Imran Khan has been imprisoned in Rawalpindi for months, while Bibi surrendered this week and is being held at her home, declared a “sub-jail”, on the outskirts of the capital Islamabad.
The Pakistan Tehreek-e-Insaf (PTI) has been severely hamstrung ahead of the election, with scores of leaders jailed, supporters barred from holding rallies, and the party stripped of its talisman cricket bat symbol.
The party, however, is looking to reverse the setbacks with massive online campaigns, led by new candidates who are first-time contestants, a BBC report said.
This means even if Imran Khan is in jail, the PTI will continue to take his advice and work out strategies with him.

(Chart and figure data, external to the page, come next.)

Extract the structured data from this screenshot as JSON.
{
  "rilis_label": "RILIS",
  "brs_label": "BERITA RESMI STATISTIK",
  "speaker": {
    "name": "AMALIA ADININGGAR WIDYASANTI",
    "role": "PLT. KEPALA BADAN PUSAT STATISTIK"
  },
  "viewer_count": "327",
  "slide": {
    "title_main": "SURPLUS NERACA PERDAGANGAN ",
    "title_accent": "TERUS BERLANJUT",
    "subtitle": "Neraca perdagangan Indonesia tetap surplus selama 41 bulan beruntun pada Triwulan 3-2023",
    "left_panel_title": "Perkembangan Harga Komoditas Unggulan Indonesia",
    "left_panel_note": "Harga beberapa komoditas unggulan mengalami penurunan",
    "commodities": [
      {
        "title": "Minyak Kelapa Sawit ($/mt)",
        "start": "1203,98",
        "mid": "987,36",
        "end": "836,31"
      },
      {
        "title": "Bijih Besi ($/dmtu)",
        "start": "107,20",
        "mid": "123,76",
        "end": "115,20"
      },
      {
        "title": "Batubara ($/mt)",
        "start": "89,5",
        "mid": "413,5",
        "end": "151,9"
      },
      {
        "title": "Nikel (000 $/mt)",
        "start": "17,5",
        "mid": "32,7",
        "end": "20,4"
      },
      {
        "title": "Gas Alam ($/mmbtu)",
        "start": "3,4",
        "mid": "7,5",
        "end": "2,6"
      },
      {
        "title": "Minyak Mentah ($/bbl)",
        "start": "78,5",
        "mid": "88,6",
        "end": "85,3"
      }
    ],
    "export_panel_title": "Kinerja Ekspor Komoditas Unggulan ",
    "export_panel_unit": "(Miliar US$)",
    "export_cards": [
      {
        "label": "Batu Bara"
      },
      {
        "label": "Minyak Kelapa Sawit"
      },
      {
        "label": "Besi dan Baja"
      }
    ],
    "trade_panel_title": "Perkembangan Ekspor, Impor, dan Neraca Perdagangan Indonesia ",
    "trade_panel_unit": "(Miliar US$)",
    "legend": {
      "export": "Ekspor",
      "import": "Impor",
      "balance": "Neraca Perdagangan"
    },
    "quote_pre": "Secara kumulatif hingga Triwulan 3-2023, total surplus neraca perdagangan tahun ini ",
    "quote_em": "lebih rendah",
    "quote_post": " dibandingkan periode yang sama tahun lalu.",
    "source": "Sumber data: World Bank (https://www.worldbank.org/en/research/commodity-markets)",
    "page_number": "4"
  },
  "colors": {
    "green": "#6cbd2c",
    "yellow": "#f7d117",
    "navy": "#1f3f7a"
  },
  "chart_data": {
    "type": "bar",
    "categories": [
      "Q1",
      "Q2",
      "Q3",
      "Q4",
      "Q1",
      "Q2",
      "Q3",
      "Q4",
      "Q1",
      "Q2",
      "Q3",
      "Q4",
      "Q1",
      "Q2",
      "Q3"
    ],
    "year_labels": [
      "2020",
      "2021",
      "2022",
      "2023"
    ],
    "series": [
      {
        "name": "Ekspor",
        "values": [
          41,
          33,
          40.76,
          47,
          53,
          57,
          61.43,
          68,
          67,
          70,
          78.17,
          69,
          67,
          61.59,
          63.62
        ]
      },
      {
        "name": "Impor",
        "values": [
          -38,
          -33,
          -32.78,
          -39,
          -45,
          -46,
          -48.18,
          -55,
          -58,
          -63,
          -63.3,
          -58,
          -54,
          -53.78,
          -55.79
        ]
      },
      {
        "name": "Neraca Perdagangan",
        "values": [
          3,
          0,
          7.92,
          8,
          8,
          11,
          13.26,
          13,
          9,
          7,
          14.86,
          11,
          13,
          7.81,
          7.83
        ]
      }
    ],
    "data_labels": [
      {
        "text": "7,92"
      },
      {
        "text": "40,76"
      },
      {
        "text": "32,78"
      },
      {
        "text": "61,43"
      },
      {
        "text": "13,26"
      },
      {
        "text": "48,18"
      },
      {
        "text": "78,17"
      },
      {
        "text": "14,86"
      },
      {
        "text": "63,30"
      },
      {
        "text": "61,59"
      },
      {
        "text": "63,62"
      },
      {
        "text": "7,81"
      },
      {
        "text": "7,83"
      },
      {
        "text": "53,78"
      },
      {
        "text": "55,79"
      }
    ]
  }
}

For now, the PTI said it will request the high court to scrap the trial court’s verdict against Imran Khan and his wife.
Imran Khan, who was booted from office by a vote of no confidence in April 2022, insists nearly 200 offences he has since been charged with have been fabricated by the military-led establishment to stop him from contesting elections on February 8.
Some 12.7 crore people are eligible to vote in a fractious poll many analysts describe as heavily influenced by the military, who directly ruled Pakistan for decades and continue to act as political kingmakers.
Three-time former Prime Minister Nawaz Sharif returned from a self-imposed exile and saw many convictions evaporate — a sign his party has been anointed by the generals to lead the next government.
With each side decrying the other as traitors, Pakistan Peoples Party (PPP) leader Bilawal Bhutto Zardari claims he is the only candidate pointing a way out of polarised politics ahead of next Thursday’s election. Bhutto Zardari is trying to position himself as a moderate outside the melee — pledging truth and reconciliation, release of political prisoners and an end to “the politics of vendetta”.
Pakistan is enjoying one of its longest period without direct army rule, but analysts say the military has been again intervening in civilian affairs at unprecedented levels in recent years. Zulfikar Ali Bhutto — Bilawal’s grandfather and Pakistan’s ninth Prime Minister — was deposed by an army coup and hanged in 1979.
While cricket star Imran Khan benefited from military backing when his PTI party surged to power in 2018, his rise was also seen as a sea change by the youth bucking a tradition of dynastic politics.